During insect emergent times, fish will be drawn to the weed beds to feed; however, at non-emergent times, fish migrate to the nearby safety of the channels and drop-offs. Fishing directly over submerged weed beds is perhaps the most preferred location. Select the optimal sinking line which will suspend your fly just about one foot over these weed beds. Weed guards on fly patterns can be helpful.
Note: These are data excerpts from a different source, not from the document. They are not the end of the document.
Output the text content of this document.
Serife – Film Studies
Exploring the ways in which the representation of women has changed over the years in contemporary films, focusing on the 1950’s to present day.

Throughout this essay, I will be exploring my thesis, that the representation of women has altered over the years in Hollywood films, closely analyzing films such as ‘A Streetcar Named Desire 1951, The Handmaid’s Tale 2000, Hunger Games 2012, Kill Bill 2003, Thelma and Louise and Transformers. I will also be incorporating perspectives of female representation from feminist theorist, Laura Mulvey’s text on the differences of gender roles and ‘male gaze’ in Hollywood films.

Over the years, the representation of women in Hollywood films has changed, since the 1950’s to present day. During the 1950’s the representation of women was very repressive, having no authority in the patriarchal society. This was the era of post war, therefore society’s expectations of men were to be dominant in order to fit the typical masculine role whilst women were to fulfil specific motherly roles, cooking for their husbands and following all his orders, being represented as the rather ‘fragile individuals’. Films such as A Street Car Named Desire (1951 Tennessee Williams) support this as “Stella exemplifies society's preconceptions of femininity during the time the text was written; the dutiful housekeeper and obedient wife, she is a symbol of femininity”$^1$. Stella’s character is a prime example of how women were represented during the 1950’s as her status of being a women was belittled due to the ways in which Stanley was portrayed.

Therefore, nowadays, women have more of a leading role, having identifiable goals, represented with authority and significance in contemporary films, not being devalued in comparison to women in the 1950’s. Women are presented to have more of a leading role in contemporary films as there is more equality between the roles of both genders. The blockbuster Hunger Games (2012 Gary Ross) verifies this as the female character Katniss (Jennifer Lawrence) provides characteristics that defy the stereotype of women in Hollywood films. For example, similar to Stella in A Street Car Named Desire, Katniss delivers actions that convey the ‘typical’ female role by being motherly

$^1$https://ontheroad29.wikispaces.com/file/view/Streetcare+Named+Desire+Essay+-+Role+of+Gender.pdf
Riparian growths, such as reeds and cattails, afford structure that can attract fish. Often, fish hang out just on the edge of these growths. During a damselfly migration the swimming nymphs target these structures for hatching destinations by crawling out of the water onto them to metamorphose. Fish lie in wait to intercept them; also, terrestrial insects inhabit reeds. A wind breeze may topple into the water a grasshopper, ant or a beetle, and fish await these morsels. The transitional waters are the in-between places separating a lake’s shallows from its depths. The junction areas where the shallows and the depths meet are prime fishing locations. Here fish migrate to and from each location. Daily movement patterns consist of fish leaving the shallows after the morning feed and again returning to the shallows in
the evening. These transitional areas are the fish’s commuting routes. Any bottom structures such as rocks, weeds, or downed trees, enhance transitional waters.
Rocky shorelines are similar to weed beds in growing aquatic insects. A rocky point extending out into the lake provides a structure for fish to cruise around foraging for food. Additionally, baitfish are found in these places and they attract larger predatory fish. Crawfish are common to rocky areas and provide a staple for larger fish. An abrupt rocky shoreline can signify the deepest part of a lake and cooler depths afford a likely fish lie during hot weather conditions.
Cliffs and deep water can occur together as the shoreline cliff extends out into the lake. Additionally, shadows from the cliff furnish cover that attracts fish. These are good places to fish during the heat of the day because these shaded areas contain water that is cooler.
Underwater springs are prominent fishing locations because they are a source of reliable constant temperature and oxygenated water. During both severe hot and cold times fish will seek these springs in astonishing numbers. At these times springs can provide tremendous angling.